The graph shows the results of applying a signal at a frequency at which the linear cathode 5 vibrates (resonant frequency) and examining the relationship between the vibration amplitude of the linear cathode 5 and the weight of the coil damper. As a result, when the coil damper was not installed, a vibration amplitude of 200μm was generated, but when the coil damper 6 was installed, the weight was reduced to 15μm.
By doing the above, it was possible to reduce the vibration amplitude to about 20 μm or less, which was 1/10 or less compared to the case described above.

Note that the coil damper 6 does not have to be coil-shaped, and the same effect could be obtained even if a pipe-shaped one having the same content was used. Moreover, the damper 6 may be provided only at one end of the linear cathode.

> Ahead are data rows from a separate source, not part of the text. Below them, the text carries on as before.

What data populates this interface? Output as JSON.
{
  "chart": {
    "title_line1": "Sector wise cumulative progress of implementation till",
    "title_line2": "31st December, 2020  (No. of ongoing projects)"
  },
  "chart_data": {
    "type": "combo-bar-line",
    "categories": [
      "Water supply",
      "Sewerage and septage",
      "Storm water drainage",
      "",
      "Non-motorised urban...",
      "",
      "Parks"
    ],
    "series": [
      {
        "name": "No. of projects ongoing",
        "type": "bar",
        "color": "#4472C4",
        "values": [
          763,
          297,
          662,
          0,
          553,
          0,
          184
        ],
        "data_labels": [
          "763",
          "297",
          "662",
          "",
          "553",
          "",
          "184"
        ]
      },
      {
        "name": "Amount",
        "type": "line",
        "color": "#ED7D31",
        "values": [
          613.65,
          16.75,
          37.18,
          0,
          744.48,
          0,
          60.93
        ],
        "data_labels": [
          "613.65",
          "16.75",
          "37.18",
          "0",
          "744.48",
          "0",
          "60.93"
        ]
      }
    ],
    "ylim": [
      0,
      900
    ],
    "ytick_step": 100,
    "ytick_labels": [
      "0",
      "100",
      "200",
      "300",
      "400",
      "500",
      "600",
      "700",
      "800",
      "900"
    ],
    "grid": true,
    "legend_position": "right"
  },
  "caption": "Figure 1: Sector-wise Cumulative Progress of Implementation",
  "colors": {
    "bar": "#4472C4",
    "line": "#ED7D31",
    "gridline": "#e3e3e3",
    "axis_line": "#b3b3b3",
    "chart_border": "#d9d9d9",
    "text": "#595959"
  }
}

Effects of the Invention As described above, the present invention uses a linear cathode and also provides a coil-shaped or pipe-shaped damper at the end of the stretched linear cathode in an image display device. By passing it through the linear cathode and attaching it, vibration of the linear cathode can be suppressed. As a result, the electron beam generated from the linear cathode can be stabilized.

In the second aspect of the present invention, since the damper is provided in a portion outside the effective part of the image display section, the damper itself is able to absorb the electrons generated from the linear cathode and which are not used to form the screen.
There will be no negative impact.

[Brief explanation of the drawing]

FIG. 1 is a perspective view of a linear cathode portion of an image display device according to an embodiment of the present invention, FIG. 2 is a graph showing data for explaining the effects of the device, and FIG. 3 is a conventional flat-type cathode. FIG. 4 is a perspective view of the overall configuration of a cathode ray tube. FIG. 4 is a perspective view of the configuration of a linear cathode portion of a conventional flat cathode ray tube. DESCRIPTION OF SYMBOLS 1... Insulating support body, 2... Vertical scanning electrode, 3...
Spring, 4... Fixture, 5... Linear cathode, 6...
・Coil damper, 7...Position fixing device, Name of agent: Patent attorney Shigetaka Awano and 1 person 1 Figure 5 Seasonal certificate cathode No. 2 Figure ko'〔L'ヲ゛：Reno\'-3FiL ) / 4 Fixtures 1 Holding body Fig. Q7 1 (J

Claims (3)

[Claims] (1) A linear cathode is stretched in a vacuum container, and a coil-shaped or pipe-shaped damper is provided at the end of the stretched linear cathode, with the linear cathode passing through it. An image display device characterized by: (2) The image display device according to claim 1, wherein the damper is attached to the linear cathode at a position outside the image display area. (3) The image display device according to claim 1, wherein the position fixing device for regulating the position of the damper is provided without contacting the linear cathode.